自分が撒いた種とはいえ、それだけはどうしても避けたかったのです。

※6
私の場合、債権者は日本学生支援機構や銀行や消費者金融でした。債権者のなかで、私の免責に異議を申し立てたところはひとつもありませんでした。

破産にかかった費用は約42万円

破産には約42万円の費用がかかりました。

弁護士報酬が約28万円、手続きの実費が約14万円です。

ただ、破産を申立てるときに余裕をもって65万円一括で納めていたため、残りは返金されました。

 破産費用

新しい家族を得て新生活がスタート

免責が下りた後、妻と入籍し、無事に娘も誕生しました。

現在は、借金の重圧から開放され、幸せに暮らしています。

クレジットカードが持てない、携帯電話を割賦購入できないなど多少の不便はありますが、私にとっては大した問題ではありません。

私は、反省文や生活設計書に書いたとおりの節約生活を続けています。

借金に追われていたころは、目の前の生活に精一杯で将来の夢を描くことなどできませんでした。

でも、今は違います。

もう少ししたら、もうひとり子どもを授かりたい。

そして、夫婦ふたりで子どもの成長を見守っていきたい。

破産を経て再スタートを切った今、つつましく、ささやかな生活のありがたみを、ひしひしと感じています。

借金はくれぐれも慎重に

借金をするときは、みんな「これくらいなら返せるだろう」と思って借りてしまいます。

でも、未来は予定通りにいかないもの。

どこかのタイミングで返済できなくなると、ゴロゴロと坂を転げ落ちるように借金が膨らみ、借金が膨らんでしまうことも珍しくありません。

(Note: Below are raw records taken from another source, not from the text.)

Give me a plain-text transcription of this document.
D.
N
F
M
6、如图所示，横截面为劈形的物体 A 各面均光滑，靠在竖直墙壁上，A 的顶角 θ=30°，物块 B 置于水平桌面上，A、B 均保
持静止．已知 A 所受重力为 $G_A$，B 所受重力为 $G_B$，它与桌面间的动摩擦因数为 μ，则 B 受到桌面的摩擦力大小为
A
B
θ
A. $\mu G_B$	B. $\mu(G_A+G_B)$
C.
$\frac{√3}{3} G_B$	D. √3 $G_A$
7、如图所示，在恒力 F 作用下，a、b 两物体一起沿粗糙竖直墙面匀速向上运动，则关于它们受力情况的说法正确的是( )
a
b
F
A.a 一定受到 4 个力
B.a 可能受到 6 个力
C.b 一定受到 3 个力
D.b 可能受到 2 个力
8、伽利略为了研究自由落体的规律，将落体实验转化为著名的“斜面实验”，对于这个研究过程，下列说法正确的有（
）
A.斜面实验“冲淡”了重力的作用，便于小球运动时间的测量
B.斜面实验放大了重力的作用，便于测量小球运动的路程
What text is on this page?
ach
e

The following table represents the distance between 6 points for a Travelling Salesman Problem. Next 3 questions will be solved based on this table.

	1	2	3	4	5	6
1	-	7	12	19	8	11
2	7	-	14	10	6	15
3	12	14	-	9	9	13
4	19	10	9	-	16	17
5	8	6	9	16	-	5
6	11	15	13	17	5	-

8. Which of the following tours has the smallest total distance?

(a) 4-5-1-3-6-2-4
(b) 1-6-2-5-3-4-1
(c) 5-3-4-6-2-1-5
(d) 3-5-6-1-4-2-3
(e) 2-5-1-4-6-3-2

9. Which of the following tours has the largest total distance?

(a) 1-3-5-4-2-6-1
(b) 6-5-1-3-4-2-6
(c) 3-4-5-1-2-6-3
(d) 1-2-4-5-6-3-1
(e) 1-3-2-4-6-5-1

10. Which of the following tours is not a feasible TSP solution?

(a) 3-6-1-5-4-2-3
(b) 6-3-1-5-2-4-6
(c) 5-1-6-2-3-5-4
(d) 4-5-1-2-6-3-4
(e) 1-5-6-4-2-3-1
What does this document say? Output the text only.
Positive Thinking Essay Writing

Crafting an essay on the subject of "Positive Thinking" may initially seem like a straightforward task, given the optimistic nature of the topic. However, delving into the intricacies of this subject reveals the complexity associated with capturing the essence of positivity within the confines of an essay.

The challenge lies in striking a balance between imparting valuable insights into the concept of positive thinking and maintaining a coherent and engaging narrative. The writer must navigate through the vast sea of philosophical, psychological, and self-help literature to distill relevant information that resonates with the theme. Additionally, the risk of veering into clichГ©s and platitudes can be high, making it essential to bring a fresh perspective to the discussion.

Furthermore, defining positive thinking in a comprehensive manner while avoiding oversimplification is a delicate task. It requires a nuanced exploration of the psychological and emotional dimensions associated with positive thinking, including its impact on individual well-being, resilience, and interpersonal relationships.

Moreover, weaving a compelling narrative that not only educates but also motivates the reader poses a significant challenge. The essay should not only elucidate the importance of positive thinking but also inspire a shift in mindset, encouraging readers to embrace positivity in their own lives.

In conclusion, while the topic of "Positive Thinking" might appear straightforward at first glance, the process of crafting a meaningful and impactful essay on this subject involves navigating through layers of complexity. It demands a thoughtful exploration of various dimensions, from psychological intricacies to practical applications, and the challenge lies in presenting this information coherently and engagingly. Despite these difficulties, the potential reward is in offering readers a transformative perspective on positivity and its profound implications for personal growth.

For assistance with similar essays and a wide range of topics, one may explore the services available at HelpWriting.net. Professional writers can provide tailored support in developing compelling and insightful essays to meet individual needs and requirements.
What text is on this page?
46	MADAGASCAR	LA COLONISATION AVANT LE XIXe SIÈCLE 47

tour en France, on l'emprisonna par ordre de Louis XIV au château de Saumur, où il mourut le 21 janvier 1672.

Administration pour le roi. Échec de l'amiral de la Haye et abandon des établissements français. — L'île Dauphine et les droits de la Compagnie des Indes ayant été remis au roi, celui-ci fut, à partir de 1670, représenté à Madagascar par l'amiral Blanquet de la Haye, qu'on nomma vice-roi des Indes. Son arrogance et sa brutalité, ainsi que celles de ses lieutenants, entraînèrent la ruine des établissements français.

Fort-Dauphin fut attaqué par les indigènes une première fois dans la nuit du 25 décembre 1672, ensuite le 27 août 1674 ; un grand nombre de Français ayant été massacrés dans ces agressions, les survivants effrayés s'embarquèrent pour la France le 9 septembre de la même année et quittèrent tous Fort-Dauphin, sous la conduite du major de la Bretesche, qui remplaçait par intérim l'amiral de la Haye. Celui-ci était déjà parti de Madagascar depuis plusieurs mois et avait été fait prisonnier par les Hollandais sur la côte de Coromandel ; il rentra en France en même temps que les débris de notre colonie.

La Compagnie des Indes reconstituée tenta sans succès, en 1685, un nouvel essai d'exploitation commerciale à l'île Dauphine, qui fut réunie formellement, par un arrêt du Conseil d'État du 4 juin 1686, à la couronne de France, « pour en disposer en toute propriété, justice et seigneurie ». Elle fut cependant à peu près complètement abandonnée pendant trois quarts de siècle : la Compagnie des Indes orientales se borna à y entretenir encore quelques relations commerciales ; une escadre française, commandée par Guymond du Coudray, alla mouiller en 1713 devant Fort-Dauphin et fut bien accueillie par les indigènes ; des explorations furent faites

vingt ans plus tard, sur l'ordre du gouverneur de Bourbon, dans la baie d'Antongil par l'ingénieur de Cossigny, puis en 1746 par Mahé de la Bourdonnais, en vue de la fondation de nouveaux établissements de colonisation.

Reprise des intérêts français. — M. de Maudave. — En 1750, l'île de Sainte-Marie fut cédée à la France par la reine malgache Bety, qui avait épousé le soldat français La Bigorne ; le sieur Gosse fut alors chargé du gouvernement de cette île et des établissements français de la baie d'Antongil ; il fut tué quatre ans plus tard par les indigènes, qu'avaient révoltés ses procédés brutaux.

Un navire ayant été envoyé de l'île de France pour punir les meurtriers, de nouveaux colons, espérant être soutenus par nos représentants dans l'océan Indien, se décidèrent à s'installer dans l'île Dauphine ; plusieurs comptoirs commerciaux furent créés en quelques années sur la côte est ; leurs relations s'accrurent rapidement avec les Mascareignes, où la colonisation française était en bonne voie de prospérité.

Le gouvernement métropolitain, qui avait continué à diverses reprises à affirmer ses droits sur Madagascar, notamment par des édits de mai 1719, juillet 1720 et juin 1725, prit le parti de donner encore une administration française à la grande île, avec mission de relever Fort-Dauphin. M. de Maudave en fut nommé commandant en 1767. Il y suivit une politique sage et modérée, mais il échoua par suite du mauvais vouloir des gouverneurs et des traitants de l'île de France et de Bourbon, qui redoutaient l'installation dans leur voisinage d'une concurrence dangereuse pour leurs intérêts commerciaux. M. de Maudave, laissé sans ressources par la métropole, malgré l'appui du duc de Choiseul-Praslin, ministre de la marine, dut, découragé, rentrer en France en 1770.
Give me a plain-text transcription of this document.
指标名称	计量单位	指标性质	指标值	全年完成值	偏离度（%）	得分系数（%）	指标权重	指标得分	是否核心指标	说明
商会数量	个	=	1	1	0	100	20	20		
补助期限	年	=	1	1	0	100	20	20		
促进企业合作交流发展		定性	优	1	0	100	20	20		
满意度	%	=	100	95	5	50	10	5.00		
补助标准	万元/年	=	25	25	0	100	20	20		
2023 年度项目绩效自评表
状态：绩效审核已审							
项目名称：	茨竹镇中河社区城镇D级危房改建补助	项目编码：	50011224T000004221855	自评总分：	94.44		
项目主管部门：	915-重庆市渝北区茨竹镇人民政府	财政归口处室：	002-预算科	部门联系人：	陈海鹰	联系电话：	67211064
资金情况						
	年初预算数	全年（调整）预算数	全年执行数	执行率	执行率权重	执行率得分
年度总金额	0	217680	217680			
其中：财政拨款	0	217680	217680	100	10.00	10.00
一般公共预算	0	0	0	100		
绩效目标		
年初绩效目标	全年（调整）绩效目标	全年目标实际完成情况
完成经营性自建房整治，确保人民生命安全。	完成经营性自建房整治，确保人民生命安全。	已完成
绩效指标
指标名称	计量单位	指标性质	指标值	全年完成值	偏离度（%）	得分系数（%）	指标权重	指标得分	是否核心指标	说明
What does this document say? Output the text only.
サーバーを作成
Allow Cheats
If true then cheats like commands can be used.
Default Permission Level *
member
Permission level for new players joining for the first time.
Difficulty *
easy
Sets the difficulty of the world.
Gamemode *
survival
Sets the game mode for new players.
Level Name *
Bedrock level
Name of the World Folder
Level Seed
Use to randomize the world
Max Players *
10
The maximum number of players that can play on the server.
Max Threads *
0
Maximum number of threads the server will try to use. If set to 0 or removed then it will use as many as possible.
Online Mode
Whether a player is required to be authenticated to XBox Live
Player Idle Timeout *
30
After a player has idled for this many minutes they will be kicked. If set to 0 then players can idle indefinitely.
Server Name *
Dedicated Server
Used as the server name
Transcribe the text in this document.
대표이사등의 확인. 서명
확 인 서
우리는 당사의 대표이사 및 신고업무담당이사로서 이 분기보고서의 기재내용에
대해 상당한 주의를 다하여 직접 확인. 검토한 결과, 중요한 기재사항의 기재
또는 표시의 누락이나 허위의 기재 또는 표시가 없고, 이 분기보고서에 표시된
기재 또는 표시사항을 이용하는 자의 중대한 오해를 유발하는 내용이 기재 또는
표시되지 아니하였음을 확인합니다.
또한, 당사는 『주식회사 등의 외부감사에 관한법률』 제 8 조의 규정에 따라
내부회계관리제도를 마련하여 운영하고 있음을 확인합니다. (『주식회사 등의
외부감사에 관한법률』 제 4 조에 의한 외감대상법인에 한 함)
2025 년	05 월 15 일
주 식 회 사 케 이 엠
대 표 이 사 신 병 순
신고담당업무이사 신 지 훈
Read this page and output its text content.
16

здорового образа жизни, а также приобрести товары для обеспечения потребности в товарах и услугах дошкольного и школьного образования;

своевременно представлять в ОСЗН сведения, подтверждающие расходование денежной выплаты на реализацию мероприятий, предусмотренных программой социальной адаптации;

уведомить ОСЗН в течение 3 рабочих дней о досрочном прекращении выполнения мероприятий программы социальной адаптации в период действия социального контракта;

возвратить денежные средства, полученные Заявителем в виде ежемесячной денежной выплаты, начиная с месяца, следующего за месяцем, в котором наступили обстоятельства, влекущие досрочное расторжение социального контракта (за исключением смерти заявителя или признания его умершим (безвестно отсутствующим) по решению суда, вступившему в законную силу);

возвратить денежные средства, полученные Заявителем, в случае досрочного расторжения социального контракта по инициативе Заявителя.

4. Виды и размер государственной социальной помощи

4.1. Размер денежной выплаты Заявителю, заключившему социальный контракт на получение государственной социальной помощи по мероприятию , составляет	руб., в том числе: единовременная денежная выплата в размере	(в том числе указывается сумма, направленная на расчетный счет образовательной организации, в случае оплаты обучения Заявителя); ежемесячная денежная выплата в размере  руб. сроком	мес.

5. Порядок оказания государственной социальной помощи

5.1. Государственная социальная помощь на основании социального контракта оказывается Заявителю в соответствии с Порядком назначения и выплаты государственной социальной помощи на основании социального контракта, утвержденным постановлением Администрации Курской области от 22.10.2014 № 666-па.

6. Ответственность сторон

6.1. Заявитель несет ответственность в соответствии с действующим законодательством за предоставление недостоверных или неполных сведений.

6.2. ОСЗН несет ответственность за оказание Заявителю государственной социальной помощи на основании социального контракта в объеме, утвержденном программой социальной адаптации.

安易にお金を借りることがいかに危険か、私は身をもって知りました。

また、奨学金もれっきとした借金です。

借りるときは、返済額や返済期間をよく確認してから借りるようにしましょう。

たとえば、月1万円や2万円の返済でも、それを20年続けていくのってかなり大変ですよね...。

奨学金は利用者が多いので気軽に借りてしまいがちですが、あくまでも返済していくのは自分です。

「本当に返済していけるのか」よくよく考えてみましょう。